A probabilidade de interferência já era uma questão em aberto para o leilão. Contudo, o presidente da Anatel, Leonardo Euler Morais, se mostrava positivo de que não haveria problemas com parabólicas. Em entrevista ao TeleSíntese no final de junho, ele afirmou que o impacto seria pontual, o que poderia ser resolvido com alternativas técnicas.

Agora, em entrevista ao Valor, o presidente mudou de postura. O assunto está em debate na Anatel, sendo que o presidente afirmou que “não sabemos em quanto tempo será encerrada esta discussão”. Para ele, há uma “grande incerteza” sobre se haverá a possibilidade de manter o prazo para março.

Apesar do problema, a Agência ainda pode ter tempo para lidar com o assunto das antenas após o leilão.
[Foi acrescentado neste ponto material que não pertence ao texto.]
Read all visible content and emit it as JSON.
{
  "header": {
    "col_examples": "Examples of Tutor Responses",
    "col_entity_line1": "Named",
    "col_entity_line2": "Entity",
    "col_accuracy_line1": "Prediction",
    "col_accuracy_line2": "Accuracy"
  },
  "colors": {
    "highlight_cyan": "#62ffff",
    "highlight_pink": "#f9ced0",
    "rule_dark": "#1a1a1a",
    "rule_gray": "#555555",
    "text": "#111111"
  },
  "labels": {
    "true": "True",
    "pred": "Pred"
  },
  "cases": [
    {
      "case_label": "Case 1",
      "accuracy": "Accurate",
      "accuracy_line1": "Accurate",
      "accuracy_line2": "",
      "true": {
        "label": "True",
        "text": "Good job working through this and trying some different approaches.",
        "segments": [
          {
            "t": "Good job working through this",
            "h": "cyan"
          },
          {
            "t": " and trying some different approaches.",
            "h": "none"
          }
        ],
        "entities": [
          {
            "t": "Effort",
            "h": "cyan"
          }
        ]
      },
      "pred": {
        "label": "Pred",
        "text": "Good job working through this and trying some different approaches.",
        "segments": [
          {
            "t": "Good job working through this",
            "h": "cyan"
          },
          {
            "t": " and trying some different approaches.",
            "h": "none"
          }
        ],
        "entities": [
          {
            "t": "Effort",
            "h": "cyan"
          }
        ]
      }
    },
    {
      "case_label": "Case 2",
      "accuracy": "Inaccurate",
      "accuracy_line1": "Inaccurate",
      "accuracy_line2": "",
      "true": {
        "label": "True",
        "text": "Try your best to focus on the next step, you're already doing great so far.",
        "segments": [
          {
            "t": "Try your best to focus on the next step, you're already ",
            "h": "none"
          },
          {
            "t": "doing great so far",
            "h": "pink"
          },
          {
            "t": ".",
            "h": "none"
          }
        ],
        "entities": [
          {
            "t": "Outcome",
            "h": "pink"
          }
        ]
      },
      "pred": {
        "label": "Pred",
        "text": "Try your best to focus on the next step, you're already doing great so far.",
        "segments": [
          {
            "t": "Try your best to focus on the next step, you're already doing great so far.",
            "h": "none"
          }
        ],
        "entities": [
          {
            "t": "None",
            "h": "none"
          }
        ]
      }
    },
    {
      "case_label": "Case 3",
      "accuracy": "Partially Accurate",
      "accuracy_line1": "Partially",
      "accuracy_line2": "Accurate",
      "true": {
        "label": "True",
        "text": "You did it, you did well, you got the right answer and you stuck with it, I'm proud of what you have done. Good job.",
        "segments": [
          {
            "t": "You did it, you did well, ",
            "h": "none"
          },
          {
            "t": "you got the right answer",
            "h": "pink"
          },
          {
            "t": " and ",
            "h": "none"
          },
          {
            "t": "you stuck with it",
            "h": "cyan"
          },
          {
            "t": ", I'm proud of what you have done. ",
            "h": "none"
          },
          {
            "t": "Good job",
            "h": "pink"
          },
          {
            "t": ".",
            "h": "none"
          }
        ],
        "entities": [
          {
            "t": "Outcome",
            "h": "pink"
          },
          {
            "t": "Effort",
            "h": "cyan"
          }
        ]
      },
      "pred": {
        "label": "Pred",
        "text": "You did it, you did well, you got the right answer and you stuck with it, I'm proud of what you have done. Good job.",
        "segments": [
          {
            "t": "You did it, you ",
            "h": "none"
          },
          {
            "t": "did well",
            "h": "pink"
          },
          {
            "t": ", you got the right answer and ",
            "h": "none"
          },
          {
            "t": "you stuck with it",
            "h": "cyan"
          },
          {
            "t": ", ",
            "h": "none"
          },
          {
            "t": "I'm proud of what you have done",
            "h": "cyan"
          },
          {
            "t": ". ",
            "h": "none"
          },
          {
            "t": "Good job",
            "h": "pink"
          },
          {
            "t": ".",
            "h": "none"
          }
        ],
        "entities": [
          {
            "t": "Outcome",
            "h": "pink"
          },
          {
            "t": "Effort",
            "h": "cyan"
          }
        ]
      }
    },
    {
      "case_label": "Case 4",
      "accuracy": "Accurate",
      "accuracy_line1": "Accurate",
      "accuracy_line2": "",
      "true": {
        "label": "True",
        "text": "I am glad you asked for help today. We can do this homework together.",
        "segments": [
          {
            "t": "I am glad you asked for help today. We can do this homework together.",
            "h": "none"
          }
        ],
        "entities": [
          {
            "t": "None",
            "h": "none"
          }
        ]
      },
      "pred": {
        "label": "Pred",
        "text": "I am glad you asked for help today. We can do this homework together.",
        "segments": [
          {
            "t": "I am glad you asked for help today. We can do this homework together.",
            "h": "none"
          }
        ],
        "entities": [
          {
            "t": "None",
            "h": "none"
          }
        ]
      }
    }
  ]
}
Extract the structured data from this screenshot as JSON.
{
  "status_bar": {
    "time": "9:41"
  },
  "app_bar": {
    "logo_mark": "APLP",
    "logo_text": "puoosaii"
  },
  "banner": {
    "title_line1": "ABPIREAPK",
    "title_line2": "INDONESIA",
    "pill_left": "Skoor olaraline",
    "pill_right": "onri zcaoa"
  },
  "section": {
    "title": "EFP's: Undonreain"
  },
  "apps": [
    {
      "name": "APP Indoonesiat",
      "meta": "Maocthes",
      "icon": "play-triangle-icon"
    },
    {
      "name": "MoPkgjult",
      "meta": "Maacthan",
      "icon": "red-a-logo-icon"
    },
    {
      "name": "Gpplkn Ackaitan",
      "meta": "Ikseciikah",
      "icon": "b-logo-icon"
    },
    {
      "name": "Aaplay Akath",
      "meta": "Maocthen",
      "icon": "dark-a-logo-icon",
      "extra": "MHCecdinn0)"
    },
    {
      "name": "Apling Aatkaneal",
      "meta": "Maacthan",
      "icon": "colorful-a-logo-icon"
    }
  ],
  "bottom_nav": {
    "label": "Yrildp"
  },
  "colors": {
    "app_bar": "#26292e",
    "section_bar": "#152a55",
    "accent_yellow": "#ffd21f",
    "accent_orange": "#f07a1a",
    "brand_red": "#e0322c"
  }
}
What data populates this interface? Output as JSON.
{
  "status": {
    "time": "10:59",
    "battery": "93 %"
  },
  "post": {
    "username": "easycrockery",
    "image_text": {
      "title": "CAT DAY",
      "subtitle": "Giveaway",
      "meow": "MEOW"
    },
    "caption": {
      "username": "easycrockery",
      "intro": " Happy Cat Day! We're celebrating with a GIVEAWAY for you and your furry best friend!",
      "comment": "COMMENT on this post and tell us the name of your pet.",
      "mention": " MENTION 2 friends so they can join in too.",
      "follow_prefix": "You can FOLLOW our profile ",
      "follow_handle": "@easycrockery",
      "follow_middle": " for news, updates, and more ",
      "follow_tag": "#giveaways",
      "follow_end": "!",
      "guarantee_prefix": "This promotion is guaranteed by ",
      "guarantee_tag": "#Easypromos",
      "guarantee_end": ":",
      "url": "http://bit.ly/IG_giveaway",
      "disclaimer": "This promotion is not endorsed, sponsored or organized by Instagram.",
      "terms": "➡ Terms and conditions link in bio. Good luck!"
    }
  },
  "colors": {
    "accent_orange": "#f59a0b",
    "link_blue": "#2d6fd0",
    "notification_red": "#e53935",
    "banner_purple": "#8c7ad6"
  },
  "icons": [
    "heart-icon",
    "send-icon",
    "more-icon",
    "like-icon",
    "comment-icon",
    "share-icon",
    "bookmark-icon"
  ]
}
A implantação do 5G deve acontecer em grandes centros urbanos, nos quais já houve a transição para TV aberta digital.

Leonardo Euler Morais, presidente da Anatel (Foto: Fabio Rodrigues Pozzebom/Agência Brasil)

Contudo, a interferência pode ser um ponto crítico de queda do valor das frequências. “Não podemos impor um custo elevado para o setor ao tentar mitigar as interferências, porque isso certamente vai reduzir o potencial de receita do leilão”, disse o presidente ao Valor.

Após o levantamento do problema a Associação Brasileira de Emissoras de Rádio e Televisão (Abert) foi convocada para reunião com a Anatel. Uma representante da empresa informou que é possível que emissoras de TV façam ajustes técnicos para antenas de transmissão, mas que o mesmo não pode ser feito para as de uso doméstico.

Há a possibilidade de fabricantes de antenas passarem a adotar filtros para evitar este tipo de interferência, mas isso encareceria um produto que já é voltado a consumidores de baixa renda.

O plano é de que três faixas sejam leiloadas em março do ano que vem: há uma capacidade total de 200 MHz para a linha de 3,5 GHz; 100 MHZ para a faixa de 2,3 GHz, além do restante da faixa de 700 MHz, num total de 10 MHz de capacidade.